[hashcash] Re: libfastmint integration attempt (in progress gets stuck in loop)

  • From: Jonathan Morton <chromi@xxxxxxxxxxxxxxxxxxxxx>
  • To: hashcash@xxxxxxxxxxxxx
  • Date: Wed, 4 Aug 2004 16:29:36 +0100

Well I tried calling hashcash_fastmint and hacking a bit of hashcash
code around to support that quickly.

minor issue: hashcash_fastmint does not track how many iterestions it
took, but the existing command line code displays that (in verbose mode)


(I worked around by timing hashcash_fastmint, and calculating from
that and the speed measurement how many tries it would have done:-)

As long as it doesn't go into repeat mode, it should be possible to read and decode this from the counter field. There's example code to do this in the benchmark routine. I'm not terribly sure how useful a metric this is, however, outside of benchmarking.


bigger issue: I tried calling hashcash_benchtest(0) in
hashcash_per_sec, but it takes about 5 seconds elapsed which is a bit
slow for a cached-but-calculated on the fly if not set C macro type of
thing.

Which is why I didn't suggest using it that way.

Could we use a smaller iteration count and much higher resolution
timer?

I don't know where to get a cross-platform CPU-time-only timer that has higher resolution than clock(). Wall-time timers are a dime a dozen. You can reduce the bit count by all means, but the benchmark will then have worse resolution - which, admittedly, may not matter very much for typical applications.


I had some x86 asm code somewhere to get real ticks.  Of course issue
there is you don't know the CPU rate.

And, I assume, it measures wall time rather than CPU time. The CPU rate could always be calculated by comparing the ticker to a standard timer. There's also the issue that the ticker may not be available on all CPUs, particularly the older ones that don't have CPUID. It's also not a cross-platform solution, which is important here.


minor issue: hashcash_fastmint is recursive, and I think the stack
gets deeper very 8 mins or so on my machine.  Should be a way to do
this non-recursively.

Yes, I'll think about this. It's about every 12 minutes on my TiBook, and most modern OSes have quite deep stacks, so (for the time being) any reasonable bit count shouldn't run out of space.


(Still quietly laughing at the P4 needing 500% of the clock speed to get 135% of the performance of the G4. I really should try to write the SSE2 core at some point though, as it'll probably level the playing field considerably. I need hardware to test with, though.)

btw the "best bits of collision so far" is kind of interesting
progress measure and might be worth incorporating into output/progress
indicator at some point.

Perhaps I could introduce a callback function, which gets called occasionally from inside the minter. That would get you the iteration count and bits-so-far metrics neatly enough. I could also arrange for it to be called unconditionally on completion, so you end up with the final number of iterations.

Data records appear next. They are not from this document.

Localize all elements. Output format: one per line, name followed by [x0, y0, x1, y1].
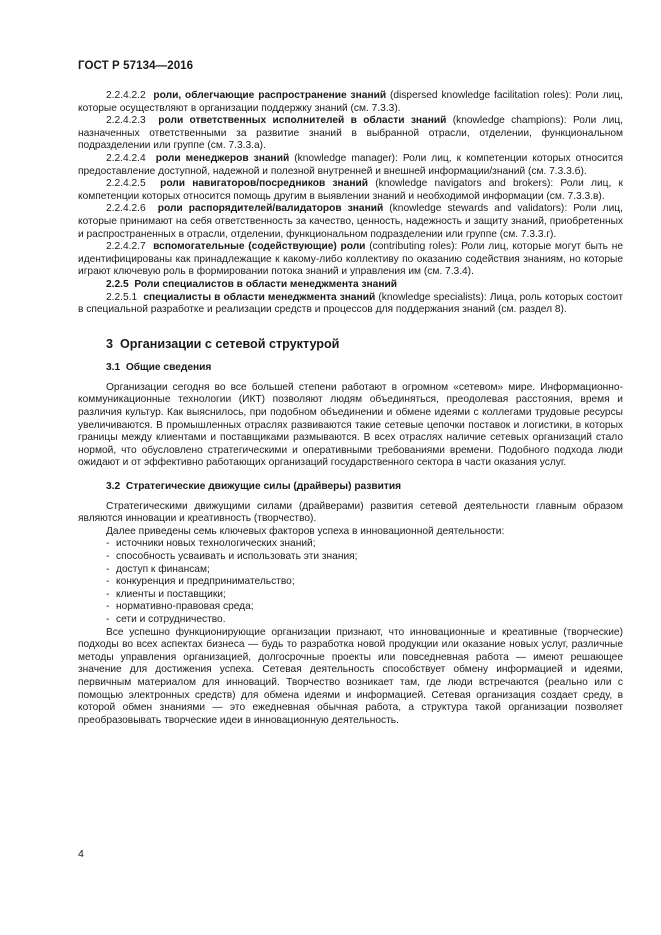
definition-2-2-4-2-4: 2.2.4.2.4 роли менеджеров знаний (knowledge manager): Роли лиц, к компетенции которых относится предоставление доступной, надежной и полезной внутренней и внешней информации/знаний (см. 7.3.3.б).	[78, 152, 623, 177]
definition-2-2-4-2-3: 2.2.4.2.3 роли ответственных исполнителей в области знаний (knowledge champions): Роли лиц, назначенных ответственными за развитие знаний в выбранной отрасли, отделении, функциональном подразделении или группе (см. 7.3.3.а).	[78, 115, 623, 152]
definition-2-2-4-2-2: 2.2.4.2.2 роли, облегчающие распространение знаний (dispersed knowledge facilitation roles): Роли лиц, которые осуществляют в организации поддержку знаний (см. 7.3.3).	[78, 90, 623, 114]
definition-term: роли ответственных исполнителей в области знаний	[158, 115, 447, 127]
section-heading-3: 3 Организации с сетевой структурой	[106, 336, 340, 351]
list-item: - сети и сотрудничество.	[106, 613, 226, 625]
list-item: - источники новых технологических знаний;	[106, 538, 316, 550]
subsection-heading-3-1: 3.1 Общие сведения	[106, 362, 212, 374]
definition-term: роли распорядителей/валидаторов знаний	[157, 203, 384, 215]
definition-term: вспомогательные (содействующие) роли	[153, 241, 366, 253]
definition-2-2-5-1: 2.2.5.1 специалисты в области менеджмента знаний (knowledge specialists): Лица, роль которых состоит в специальной разработке и реализации средств и процессов для поддержания знаний (см. раздел 8).	[78, 291, 623, 316]
definition-term: специалисты в области менеджмента знаний	[143, 291, 376, 303]
paragraph-3-2-b: Далее приведены семь ключевых факторов успеха в инновационной деятельности:	[106, 525, 505, 537]
list-item: - конкуренция и предпринимательство;	[106, 576, 295, 588]
paragraph-3-1: Организации сегодня во все большей степени работают в огромном «сетевом» мире. Информационно-коммуникационные технологии (ИКТ) позволяют людям объединяться, преодолевая расстояния, время и различия культур. Как выяснилось, при подобном объединении и обмене идеями с коллегами трудовые ресурсы увеличиваются. В промышленных отраслях развиваются такие сетевые цепочки поставок и логистики, в которых границы между клиентами и поставщиками размываются. В всех отраслях наличие сетевых организаций стало нормой, что обусловлено стратегическими и оперативными требованиями времени. Подобного подхода люди ожидают и от эффективно работающих организаций государственного сектора в части оказания услуг.	[78, 381, 623, 469]
list-item: - доступ к финансам;	[106, 563, 210, 575]
success-factors-list	[78, 538, 623, 626]
paragraph-3-2-a: Стратегическими движущими силами (драйверами) развития сетевой деятельности главным образом являются инновации и креативность (творчество).	[78, 500, 623, 525]
subsection-heading-3-2: 3.2 Стратегические движущие силы (драйверы) развития	[106, 481, 402, 493]
definition-term: роли менеджеров знаний	[155, 152, 290, 164]
definition-term: роли навигаторов/посредников знаний	[160, 178, 369, 190]
list-item: - нормативно-правовая среда;	[106, 601, 254, 613]
definition-term: роли, облегчающие распространение знаний	[153, 90, 387, 101]
definition-2-2-4-2-5: 2.2.4.2.5 роли навигаторов/посредников знаний (knowledge navigators and brokers): Роли лиц, к компетенции которых относится помощь другим в выявлении знаний и необходимой информации (см. 7.3.3.в).	[78, 178, 623, 202]
page-number: 4	[78, 848, 84, 860]
definition-2-2-4-2-6: 2.2.4.2.6 роли распорядителей/валидаторов знаний (knowledge stewards and validators): Роли лиц, которые принимают на себя ответственность за качество, ценность, надежность и защиту знаний, приобретенных и распространенных в отрасли, отделении, функциональном подразделении или группе (см. 7.3.3.г).	[78, 203, 623, 240]
paragraph-3-2-c: Все успешно функционирующие организации признают, что инновационные и креативные (творческие) подходы во всех аспектах бизнеса — будь то разработка новой продукции или оказание новых услуг, различные методы управления организацией, долгосрочные проекты или повседневная работа — имеют решающее значение для достижения успеха. Сетевая деятельность способствует обмену информацией и идеями, первичным материалом для инноваций. Творчество возникает там, где люди встречаются (реально или с помощью электронных средств) для обмена идеями и информацией. Сетевая организация создает среду, в которой обмен знаниями — это ежедневная обычная работа, а структура такой организации позволяет преобразовывать творческие идеи в инновационную деятельность.	[78, 626, 623, 726]
definition-2-2-4-2-7: 2.2.4.2.7 вспомогательные (содействующие) роли (contributing roles): Роли лиц, которые могут быть не идентифицированы как принадлежащие к какому-либо коллективу по оказанию содействия знаниям, но которые играют ключевую роль в формировании потока знаний и управления им (см. 7.3.4).	[78, 241, 624, 278]
list-item: - способность усваивать и использовать эти знания;	[106, 551, 358, 562]
subsection-heading-2-2-5: 2.2.5 Роли специалистов в области менеджмента знаний	[106, 278, 398, 290]
document-body	[78, 90, 623, 727]
document-header: ГОСТ Р 57134—2016	[78, 60, 194, 72]
list-item: - клиенты и поставщики;	[106, 588, 226, 600]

And lastly I've no doubt bodged something as it gets stuck chews CPU
and doesn't output anything.  I made a minor change to libfastmint.c
verbosity (was still outputting something with verbosity 0).  If
anyone feels like fixing that, please be my guest :-)

The benchmark works at my end with pr7, so try recompiling from scratch. There's something wrong with the minting routine, though, and I'll work on that.


--------------------------------------------------------------
from:     Jonathan "Chromatix" Morton
mail:     chromi@xxxxxxxxxxxxxxxxxxxxx
website:  http://www.chromatix.uklinux.net/
tagline:  The key to knowledge is not to rely on people to teach you it.